Une explosion survenue lundi dans l'usine chimique Elkem Silicones à Saint-Fons, près de Lyon, a fait deux morts et deux blessés. Les syndicats CGT et CFDT ont annoncé leur intention de se constituer partie civile, qualifiant l'accident d'«intolérable». Une enquête est en cours pour homicide et blessures involontaires.

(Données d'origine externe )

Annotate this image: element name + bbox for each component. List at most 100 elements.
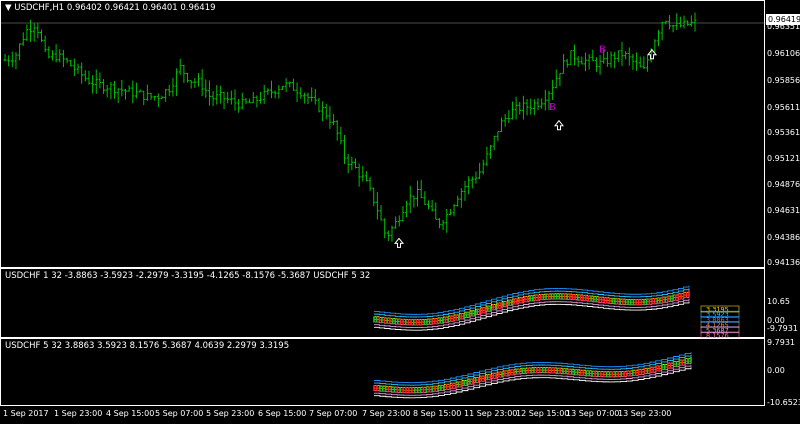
ohlc-bar [405, 200, 409, 218]
indicator-histogram-bar [379, 385, 381, 392]
indicator-histogram-bar [506, 370, 509, 377]
indicator-histogram-bar [626, 370, 628, 377]
main-chart-pane[interactable]: BB ▼ USDCHF,H1 0.96402 0.96421 0.96401 0… [0, 0, 766, 269]
indicator-histogram-bar [494, 304, 497, 311]
indicator-histogram-bar [402, 386, 404, 393]
indicator-histogram-bar [512, 369, 515, 376]
indicator-histogram-bar [643, 299, 645, 306]
indicator-histogram-bar [524, 296, 526, 303]
indicator-histogram-bar [396, 386, 399, 393]
indicator-histogram-bar [407, 319, 410, 326]
price-chart[interactable]: BB [1, 1, 766, 269]
indicator-histogram-bar [404, 318, 407, 325]
ohlc-bar [390, 225, 394, 242]
ohlc-bar [437, 218, 441, 229]
ohlc-bar [379, 205, 383, 221]
indicator-histogram-bar [463, 380, 465, 387]
indicator-histogram-bar [492, 372, 495, 379]
ohlc-bar [459, 188, 463, 208]
indicator-histogram-bar [486, 374, 489, 381]
indicator-histogram-bar [480, 375, 483, 382]
ohlc-bar [116, 88, 120, 104]
ohlc-bar [50, 50, 54, 61]
indicator-histogram-bar [375, 316, 378, 323]
indicator-histogram-bar [555, 293, 558, 300]
indicator-histogram-bar [533, 367, 535, 374]
ohlc-bar [463, 181, 467, 201]
ohlc-bar [445, 208, 449, 233]
indicator-histogram-bar [538, 367, 541, 374]
ohlc-bar [569, 50, 573, 65]
indicator-histogram-bar [592, 296, 595, 303]
indicator-histogram-bar [376, 385, 378, 392]
indicator-histogram-bar [420, 319, 423, 326]
indicator-histogram-bar [632, 369, 634, 376]
time-axis-label: 4 Sep 15:00 [106, 409, 155, 418]
time-axis[interactable]: 1 Sep 2017 1 Sep 23:00 4 Sep 15:00 5 Sep 07… [0, 406, 765, 424]
indicator-histogram-bar [428, 318, 431, 325]
price-scale[interactable]: 0.96351 0.96106 0.95856 0.95611 0.95361 0.951… [765, 0, 800, 268]
chart-menu-icon[interactable]: ▼ [5, 3, 12, 13]
ohlc-bar [218, 85, 222, 104]
indicator-histogram-bar [505, 301, 508, 308]
indicator-histogram-bar [415, 319, 418, 326]
indicator-histogram-bar [502, 301, 505, 308]
ohlc-bar [339, 126, 343, 145]
ohlc-bar [54, 44, 58, 63]
time-axis-label: 6 Sep 15:00 [258, 409, 307, 418]
indicator-histogram-bar [649, 366, 652, 373]
indicator-2-pane[interactable]: USDCHF 5 32 3.8863 3.5923 8.1576 5.3687 … [0, 338, 765, 406]
ohlc-bar [237, 99, 241, 113]
ohlc-bar [529, 98, 533, 115]
indicator-1-pane[interactable]: 3.3195 3.5923 3.8863 4.1265 5.3687 8.1576 USD… [0, 268, 765, 339]
indicator-histogram-bar [500, 302, 502, 309]
ohlc-bar [83, 70, 87, 82]
time-axis-label: 12 Sep 15:00 [516, 409, 570, 418]
indicator-histogram-bar [634, 369, 637, 376]
ohlc-bar [660, 21, 664, 41]
indicator-histogram-bar [669, 362, 672, 369]
indicator-histogram-bar [469, 378, 471, 385]
indicator-histogram-bar [466, 380, 468, 387]
ohlc-bar [299, 87, 303, 99]
ohlc-bar [273, 90, 277, 99]
ohlc-bar [138, 89, 142, 93]
indicator-histogram-bar [383, 317, 386, 324]
ohlc-bar [127, 85, 131, 92]
ohlc-bar [226, 91, 230, 104]
ohlc-bar [47, 46, 51, 59]
indicator-histogram-bar [408, 387, 410, 394]
indicator-histogram-bar [547, 293, 550, 300]
ohlc-bar [671, 24, 675, 33]
indicator-histogram-bar [579, 294, 582, 301]
ohlc-bar [295, 82, 299, 103]
indicator-histogram-bar [600, 296, 603, 303]
ohlc-bar [503, 113, 507, 127]
ohlc-bar [394, 216, 398, 229]
symbol-quote-text: USDCHF,H1 0.96402 0.96421 0.96401 0.9641… [14, 3, 216, 13]
indicator-histogram-bar [473, 310, 476, 317]
ohlc-bar [343, 134, 347, 165]
indicator-histogram-bar [521, 297, 524, 304]
ohlc-bar [678, 16, 682, 28]
indicator-histogram-bar [542, 294, 545, 301]
indicator-histogram-bar [616, 298, 619, 305]
indicator-histogram-bar [373, 385, 375, 392]
indicator-histogram-bar [645, 298, 648, 305]
indicator-histogram-bar [664, 364, 666, 371]
indicator-histogram-bar [394, 318, 396, 325]
ohlc-bar [25, 24, 29, 42]
ohlc-bar [328, 106, 332, 129]
indicator-histogram-bar [387, 386, 390, 393]
ohlc-bar [291, 78, 295, 91]
indicator-histogram-bar [590, 295, 592, 302]
ohlc-bar [518, 102, 522, 115]
ohlc-bar [335, 120, 339, 141]
ohlc-bar [470, 176, 474, 189]
indicator-histogram-bar [687, 358, 689, 365]
indicator-histogram-bar [672, 294, 674, 301]
indicator-histogram-bar [637, 299, 640, 306]
ohlc-bar [573, 44, 577, 66]
indicator-histogram-bar [399, 386, 401, 393]
indicator-histogram-bar [681, 359, 684, 366]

L'explosion s'est produite lundi dans un atelier expérimental de l'usine Elkem Silicones, classée Seveso seuil haut, à Saint-Fons, au sud de Lyon. Selon le directeur Jean-Pierre Lerat, la déflagration pourrait résulter d'une émanation d'hydrogène lors d'une manipulation courante réalisée par une équipe de quatre techniciens et un ingénieur. Ces derniers dévolatilisaient une huile hydrogénée lorsque, pour une raison indéterminée, l'huile a pris en masse dans le réacteur, provoquant une montée en pression et l'explosion.

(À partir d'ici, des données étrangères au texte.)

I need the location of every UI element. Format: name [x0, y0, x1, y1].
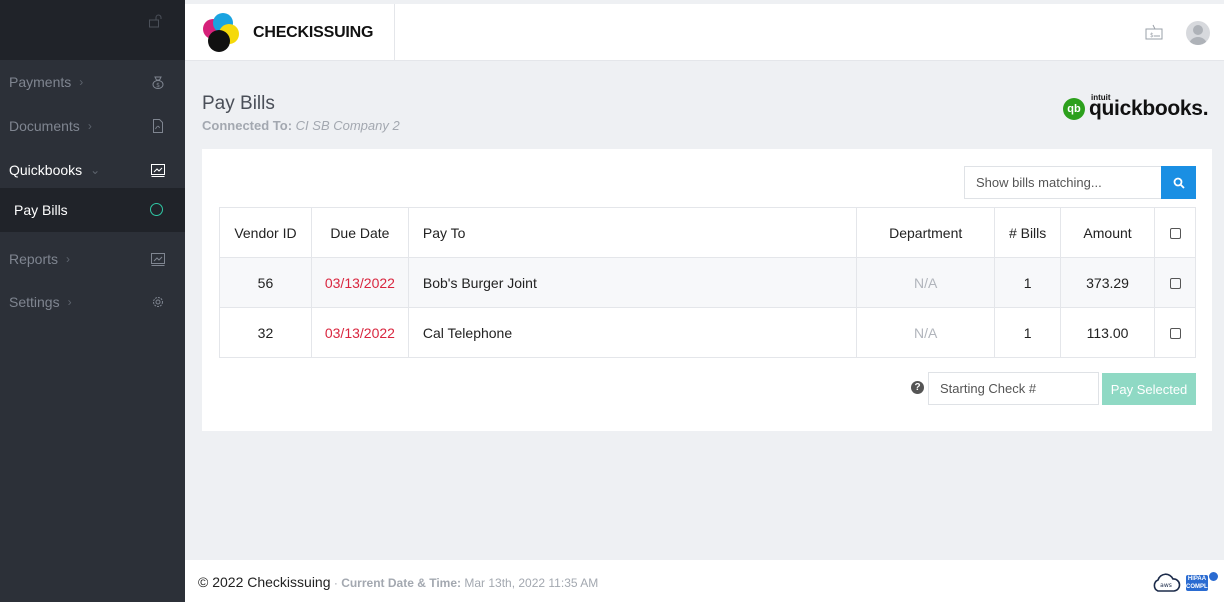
- col-due-date[interactable]: Due Date: [310, 207, 409, 258]
- pay-to-cell: Cal Telephone: [407, 307, 858, 358]
- sidebar-item-pay-bills[interactable]: Pay Bills: [0, 188, 185, 232]
- gear-icon: [153, 297, 163, 307]
- starting-check-number-input[interactable]: [928, 372, 1099, 405]
- report-icon: [151, 253, 165, 266]
- sidebar-item-label: Quickbooks: [9, 162, 83, 178]
- help-icon[interactable]: ?: [911, 381, 924, 394]
- search-icon: [1173, 177, 1185, 189]
- brand-name: CHECKISSUING: [253, 23, 374, 41]
- chevron-right-icon: ›: [67, 295, 72, 309]
- sidebar-item-label: Documents: [9, 118, 80, 134]
- table-row[interactable]: 32 03/13/2022 Cal Telephone N/A 1 113.00: [219, 307, 1196, 358]
- datetime-value: Mar 13th, 2022 11:35 AM: [464, 576, 599, 590]
- amount-cell: 113.00: [1060, 307, 1155, 358]
- vendor-id-cell: 32: [219, 307, 312, 358]
- table-row[interactable]: 56 03/13/2022 Bob's Burger Joint N/A 1 3…: [219, 257, 1196, 308]
- datetime-label: Current Date & Time:: [341, 576, 461, 590]
- row-checkbox[interactable]: [1169, 278, 1181, 290]
- sidebar-item-reports[interactable]: Reports ›: [0, 237, 185, 281]
- row-select-cell: [1154, 307, 1196, 358]
- sidebar-item-payments[interactable]: Payments › $: [0, 60, 185, 104]
- sidebar-item-settings[interactable]: Settings ›: [0, 280, 185, 324]
- connected-company: CI SB Company 2: [295, 118, 400, 133]
- hipaa-check-icon: [1208, 571, 1219, 582]
- sidebar-item-label: Settings: [9, 294, 60, 310]
- col-bills[interactable]: # Bills: [994, 207, 1062, 258]
- row-select-cell: [1154, 257, 1196, 308]
- department-cell: N/A: [856, 307, 996, 358]
- copyright-text: © 2022 Checkissuing: [198, 574, 331, 590]
- table-header-row: Vendor ID Due Date Pay To Department # B…: [219, 207, 1196, 258]
- active-ring-icon: [150, 203, 163, 216]
- brand-logo[interactable]: CHECKISSUING: [185, 4, 395, 61]
- bills-count-cell: 1: [994, 307, 1062, 358]
- chevron-right-icon: ›: [87, 119, 92, 133]
- search-button[interactable]: [1161, 166, 1196, 199]
- pay-to-cell: Bob's Burger Joint: [407, 257, 858, 308]
- bills-count-cell: 1: [994, 257, 1062, 308]
- cmyk-logo-icon: [203, 12, 239, 52]
- due-date-cell: 03/13/2022: [310, 307, 409, 358]
- bill-search-input[interactable]: [964, 166, 1161, 199]
- select-all-checkbox[interactable]: [1169, 228, 1181, 240]
- sidebar: Payments › $ Documents › Quickbooks ⌄ Pa…: [0, 0, 185, 602]
- avatar[interactable]: [1186, 21, 1210, 45]
- footer: © 2022 Checkissuing · Current Date & Tim…: [185, 560, 1224, 602]
- hipaa-badge: HIPAA COMPLIANT: [1186, 575, 1222, 591]
- sidebar-item-quickbooks[interactable]: Quickbooks ⌄: [0, 148, 185, 192]
- col-department[interactable]: Department: [856, 207, 996, 258]
- select-all-cell: [1154, 207, 1196, 258]
- chevron-right-icon: ›: [79, 75, 84, 89]
- bills-card: Vendor ID Due Date Pay To Department # B…: [202, 149, 1212, 431]
- user-icon: [1189, 25, 1207, 45]
- row-checkbox[interactable]: [1169, 328, 1181, 340]
- sidebar-item-label: Reports: [9, 251, 59, 267]
- col-amount[interactable]: Amount: [1060, 207, 1155, 258]
- datetime-line: Current Date & Time: Mar 13th, 2022 11:3…: [341, 576, 598, 590]
- svg-text:$: $: [1150, 32, 1154, 39]
- bills-table: Vendor ID Due Date Pay To Department # B…: [219, 207, 1196, 358]
- footer-text: © 2022 Checkissuing · Current Date & Tim…: [198, 574, 598, 590]
- sidebar-top: [0, 0, 185, 60]
- qb-wordmark: intuit quickbooks.: [1089, 93, 1209, 121]
- check-icon[interactable]: $: [1143, 24, 1165, 42]
- quickbooks-logo: qb intuit quickbooks.: [1063, 93, 1209, 121]
- qb-icon: qb: [1063, 98, 1085, 120]
- due-date-cell: 03/13/2022: [310, 257, 409, 308]
- pay-selected-button[interactable]: Pay Selected: [1102, 373, 1196, 405]
- footer-separator: ·: [330, 576, 342, 590]
- ledger-icon: [151, 164, 165, 177]
- unlock-icon[interactable]: [148, 14, 162, 28]
- vendor-id-cell: 56: [219, 257, 312, 308]
- col-pay-to[interactable]: Pay To: [407, 207, 858, 258]
- sidebar-item-documents[interactable]: Documents ›: [0, 104, 185, 148]
- col-vendor-id[interactable]: Vendor ID: [219, 207, 312, 258]
- aws-cloud-icon: aws: [1153, 573, 1181, 592]
- money-bag-icon: $: [152, 76, 164, 89]
- sidebar-item-label: Pay Bills: [14, 202, 68, 218]
- amount-cell: 373.29: [1060, 257, 1155, 308]
- sidebar-item-label: Payments: [9, 74, 72, 90]
- qb-intuit-text: intuit: [1091, 93, 1111, 102]
- top-header: CHECKISSUING $: [185, 4, 1224, 61]
- svg-text:$: $: [156, 82, 160, 89]
- page-title: Pay Bills: [202, 93, 275, 114]
- department-cell: N/A: [856, 257, 996, 308]
- chevron-right-icon: ›: [66, 252, 71, 266]
- chevron-down-icon: ⌄: [90, 163, 101, 177]
- aws-label: aws: [1160, 582, 1172, 589]
- connection-status: Connected To: CI SB Company 2: [202, 118, 400, 133]
- connected-label: Connected To:: [202, 118, 293, 133]
- pdf-icon: [153, 119, 163, 133]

Le bilan humain est tragique : un salarié de 47 ans, adhérent CFDT et ancien de l'entreprise, est décédé sur le coup. Un second, âgé de 55 ans, a succombé vendredi à ses graves brûlures. Deux autres personnes, une femme et un homme, ont été blessées. Les syndicats CGT et CFDT, majoritaires sur le site qui emploie environ 570 personnes, ont réagi vivement. «Un accident intolérable», a dénoncé la CGT dans un communiqué, interrogeant l'organisation du travail, l'évaluation des risques et la maintenance. Jacques Lacaille, responsable CGT Chimie Rhône, a confirmé la constitution en partie civile après un CSE extraordinaire. Estelle Delaune, secrétaire générale CFDT Syndicat Chimie Énergie, a annoncé la même intention à la direction.

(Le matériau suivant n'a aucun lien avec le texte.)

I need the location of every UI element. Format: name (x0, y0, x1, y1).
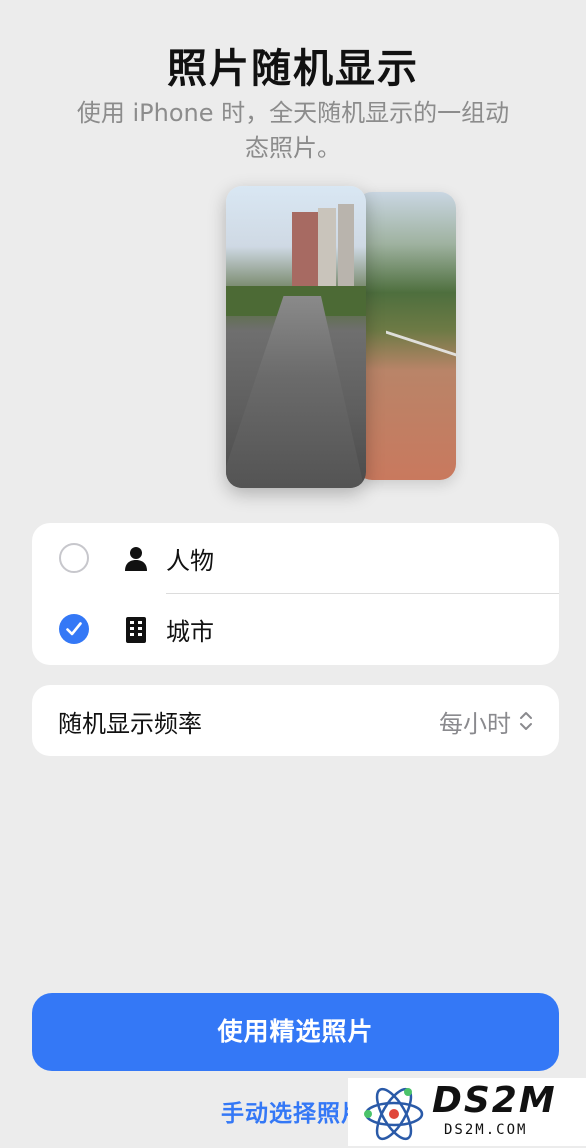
option-label-city: 城市 (166, 618, 214, 646)
preview-photo-stairs (356, 192, 456, 480)
frequency-label: 随机显示频率 (58, 710, 202, 738)
watermark-brand: DS2M (432, 1080, 557, 1121)
option-row-city[interactable]: 城市 (32, 594, 559, 665)
page-title: 照片随机显示 (167, 46, 419, 92)
page-subtitle: 使用 iPhone 时，全天随机显示的一组动态照片。 (76, 99, 510, 162)
person-icon (124, 546, 148, 572)
preview-photo-road (226, 186, 366, 488)
frequency-row[interactable]: 随机显示频率 每小时 (32, 685, 559, 756)
radio-checked[interactable] (59, 614, 89, 644)
building-icon (124, 617, 148, 643)
radio-unchecked[interactable] (59, 543, 89, 573)
photo-preview (226, 186, 458, 488)
use-featured-photos-button[interactable]: 使用精选照片 (32, 993, 559, 1071)
atom-logo-icon (362, 1084, 426, 1144)
album-options-card: 人物 城市 (32, 523, 559, 665)
option-label-people: 人物 (166, 547, 214, 575)
chevron-updown-icon[interactable] (519, 710, 533, 732)
checkmark-icon (66, 622, 82, 636)
watermark: DS2M DS2M.COM (348, 1078, 586, 1146)
watermark-url: DS2M.COM (444, 1122, 528, 1138)
frequency-value[interactable]: 每小时 (439, 704, 511, 739)
option-row-people[interactable]: 人物 (32, 523, 559, 594)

Ce drame ravive les inquiétudes sur la sécurité de la «vallée de la chimie», zone concentrant dix usines Seveso. Elkem avait déjà connu un décès en 2016 lors d'un incendie de fûts de silicone, suivi de condamnations et de plusieurs alertes préfectorales pour non-conformités sécuritaires. Le parquet de Lyon a ouvert une enquête pour homicide involontaire et blessures involontaires par personne morale, confiée à la DCOS et à la DDETS. La CFDT, par la voix de Marylise Léon, appelle à des mesures pour éviter la répétition d'un tel événement.